O SNPVAC considera que a recusa da Ryanair em estar presente na CEIOP “denota a falta de respeito pelo nosso governo”. O representante da estrutura sindical, Bruno Fialho, espera que este seja o primeiro passo para uma mudança de ventos. “Aguardamos que os deputados da nação tenham dureza e firmeza nesta questão e que a Ryanair seja obrigada a atuar de acordo com a legislação laboral e a constituição do nosso país”. O BE apresentou, no dia 27 de julho, um projeto de resolução no qual “recomenda ao governo que tome as diligências necessárias para obrigar a Ryanair e as suas agências de recrutamento, Crewlink e Workforce Internacional, a aplicar a legislação portuguesa às relações laborais com os seus trabalhadores”. Heitor de Sousa diz que o Bloco quer concluir todas as audições necessárias em setembro, para que o plenário da Assembleia da República “se possa manifestar rapidamente” sobre a situação.
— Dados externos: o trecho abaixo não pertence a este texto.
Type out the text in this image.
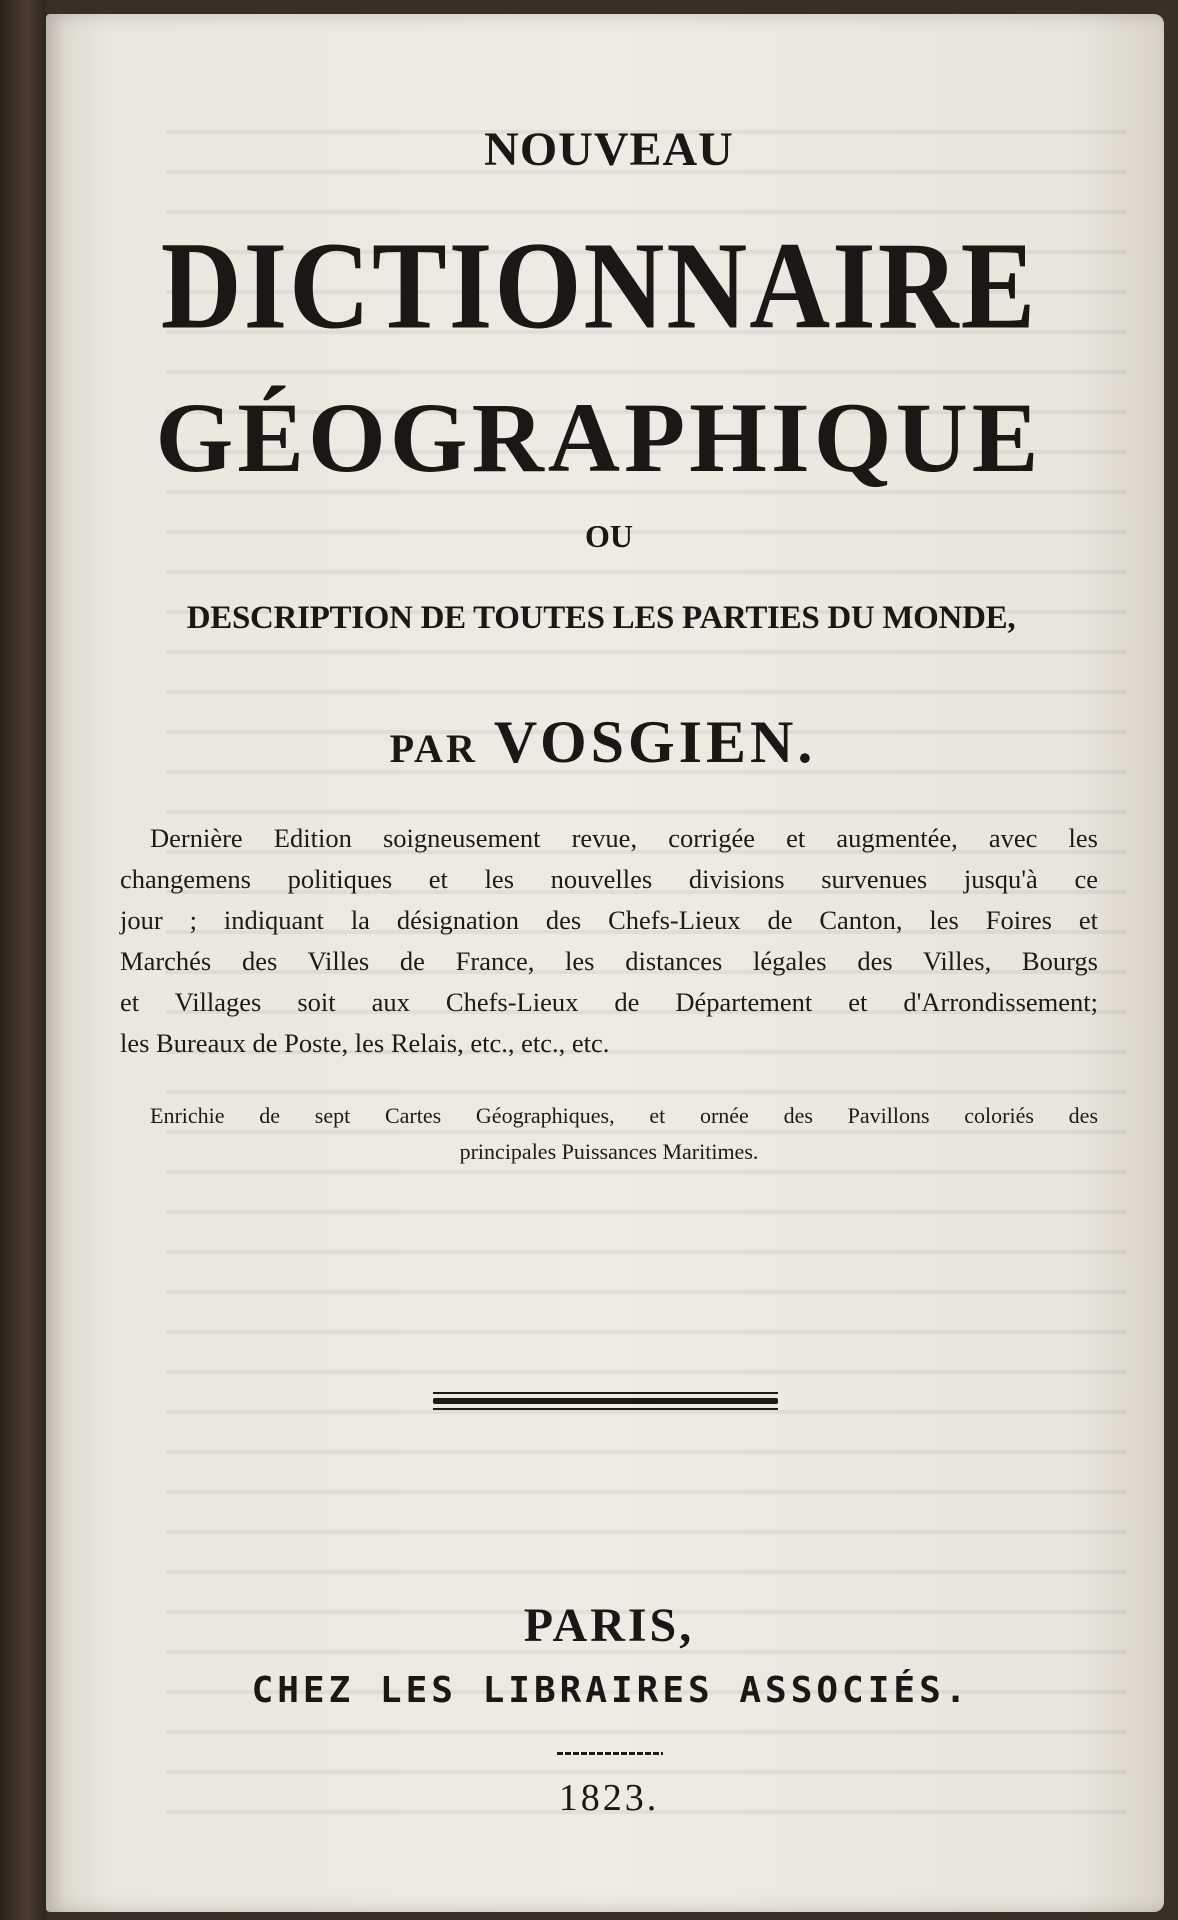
NOUVEAU
DICTIONNAIRE
GÉOGRAPHIQUE
OU
DESCRIPTION DE TOUTES LES PARTIES DU MONDE,
PAR VOSGIEN.
Dernière Edition soigneusement revue, corrigée et augmentée, avec les
changemens politiques et les nouvelles divisions survenues jusqu'à ce
jour ; indiquant la désignation des Chefs-Lieux de Canton, les Foires et
Marchés des Villes de France, les distances légales des Villes, Bourgs
et Villages soit aux Chefs-Lieux de Département et d'Arrondissement;
les Bureaux de Poste, les Relais, etc., etc., etc.
Enrichie de sept Cartes Géographiques, et ornée des Pavillons coloriés des
principales Puissances Maritimes.
PARIS,
CHEZ LES LIBRAIRES ASSOCIÉS.
1823.
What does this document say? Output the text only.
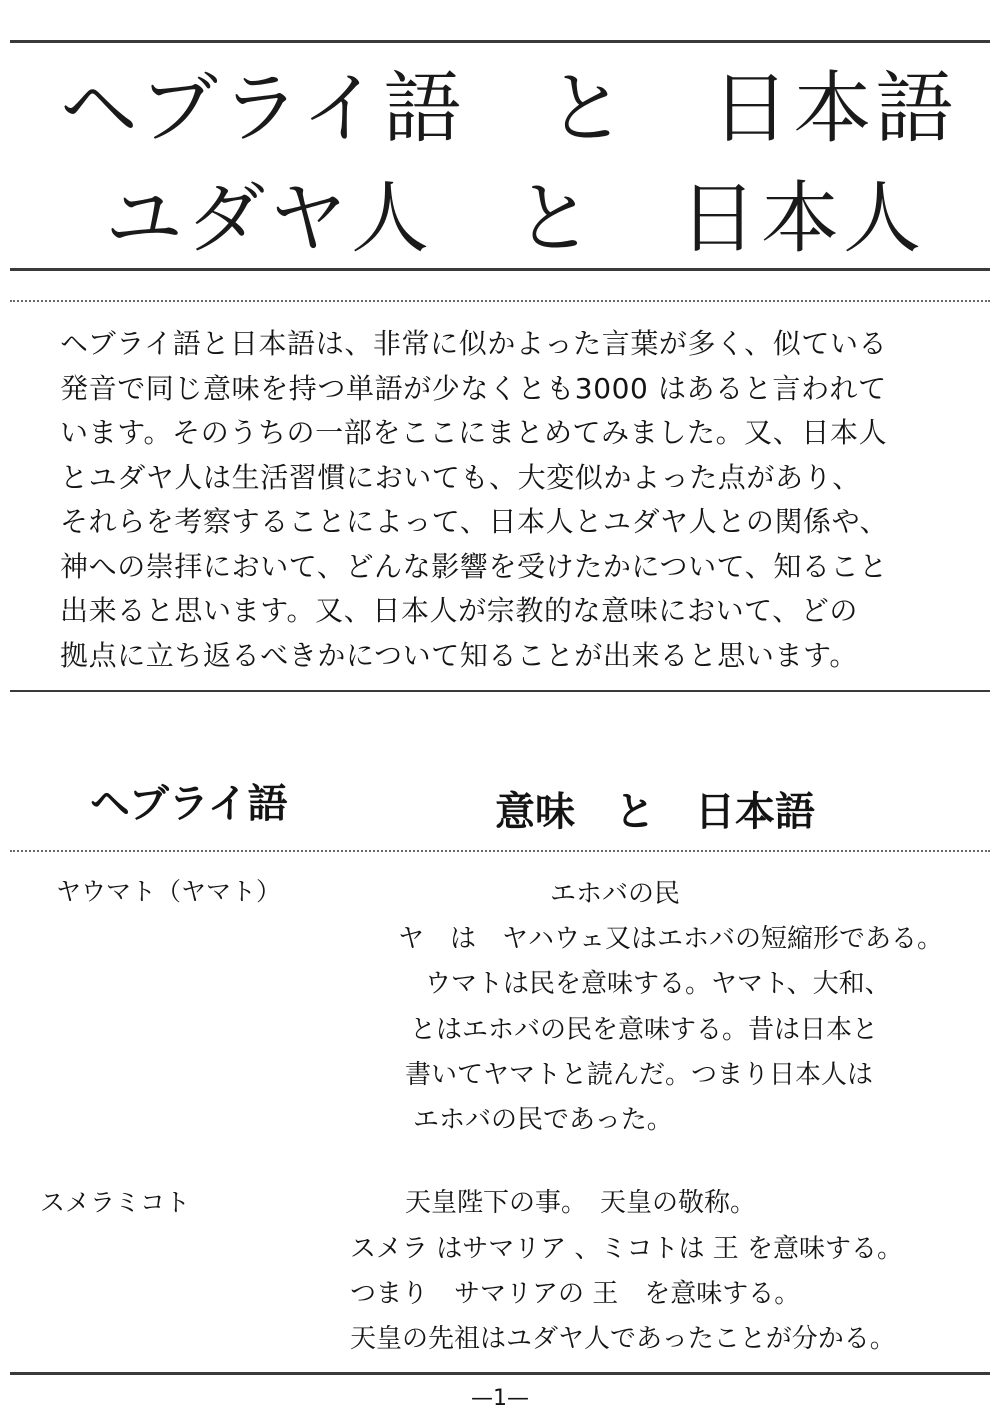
ヘブライ語　と　日本語
ユダヤ人　と　日本人
ヘブライ語と日本語は、非常に似かよった言葉が多く、似ている
発音で同じ意味を持つ単語が少なくとも3000 はあると言われて
います。そのうちの一部をここにまとめてみました。又、日本人
とユダヤ人は生活習慣においても、大変似かよった点があり、
それらを考察することによって、日本人とユダヤ人との関係や、
神への崇拝において、どんな影響を受けたかについて、知ること
出来ると思います。又、日本人が宗教的な意味において、どの
拠点に立ち返るべきかについて知ることが出来ると思います。
ヘブライ語	意味　と　日本語
ヤウマト（ヤマト）	エホバの民
ヤ　は　ヤハウェ又はエホバの短縮形である。
ウマトは民を意味する。ヤマト、大和、
とはエホバの民を意味する。昔は日本と
書いてヤマトと読んだ。つまり日本人は
エホバの民であった。
スメラミコト	天皇陛下の事。　天皇の敬称。
スメラ はサマリア 、ミコトは 王 を意味する。
つまり　サマリアの 王　を意味する。
天皇の先祖はユダヤ人であったことが分かる。
—1—
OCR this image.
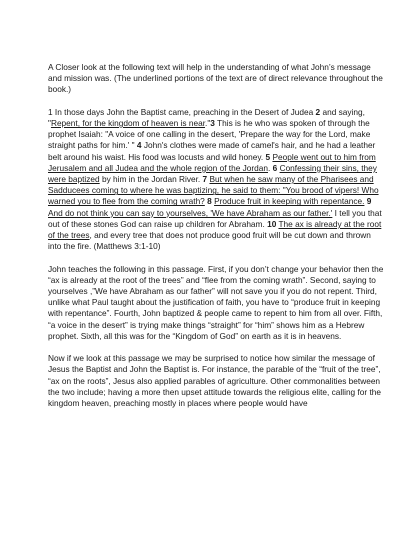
A Closer look at the following text will help in the understanding of what John’s message and mission was. (The underlined portions of the text are of direct relevance throughout the book.)

1 In those days John the Baptist came, preaching in the Desert of Judea 2 and saying, "Repent, for the kingdom of heaven is near."3 This is he who was spoken of through the prophet Isaiah: "A voice of one calling in the desert, 'Prepare the way for the Lord, make straight paths for him.' " 4 John's clothes were made of camel's hair, and he had a leather belt around his waist. His food was locusts and wild honey. 5 People went out to him from Jerusalem and all Judea and the whole region of the Jordan. 6 Confessing their sins, they were baptized by him in the Jordan River. 7 But when he saw many of the Pharisees and Sadducees coming to where he was baptizing, he said to them: "You brood of vipers! Who warned you to flee from the coming wrath? 8 Produce fruit in keeping with repentance. 9 And do not think you can say to yourselves, 'We have Abraham as our father.' I tell you that out of these stones God can raise up children for Abraham. 10 The ax is already at the root of the trees, and every tree that does not produce good fruit will be cut down and thrown into the fire. (Matthews 3:1-10)

John teaches the following in this passage. First, if you don’t change your behavior then the “ax is already at the root of the trees” and “flee from the coming wrath”. Second, saying to yourselves ,”We have Abraham as our father” will not save you if you do not repent. Third, unlike what Paul taught about the justification of faith, you have to “produce fruit in keeping with repentance”. Fourth, John baptized & people came to repent to him from all over. Fifth, “a voice in the desert” is trying make things “straight” for “him” shows him as a Hebrew prophet. Sixth, all this was for the “Kingdom of God” on earth as it is in heavens.

Now if we look at this passage we may be surprised to notice how similar the message of Jesus the Baptist and John the Baptist is. For instance, the parable of the “fruit of the tree”, “ax on the roots”, Jesus also applied parables of agriculture. Other commonalities between the two include; having a more then upset attitude towards the religious elite, calling for the kingdom heaven, preaching mostly in places where people would have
Nova greve europeia em setembro
A próxima semana vai ser sinónimo de dores de cabeça para a transportadora irlandesa. Na sexta-feira, dia 7, Roma será o palco para o anúncio de mais uma greve conjunta europeia. Os sindicatos que representam tripulantes e pilotos da Alemanha, Bélgica, Espanha, Holanda, Irlanda, Itália e Portugal vão reunir-se na capital italiana para definir os parâmetros de uma nova paralisação já neste mês de setembro. “O objetivo já está previamente delineado. A reunião serve para definirmos as questões estruturais. Os dias de greve já estão alinhavados. Contamos que sejam pelo menos dois dias, mas poderão ser mais”, garante o representante do SNPVAC.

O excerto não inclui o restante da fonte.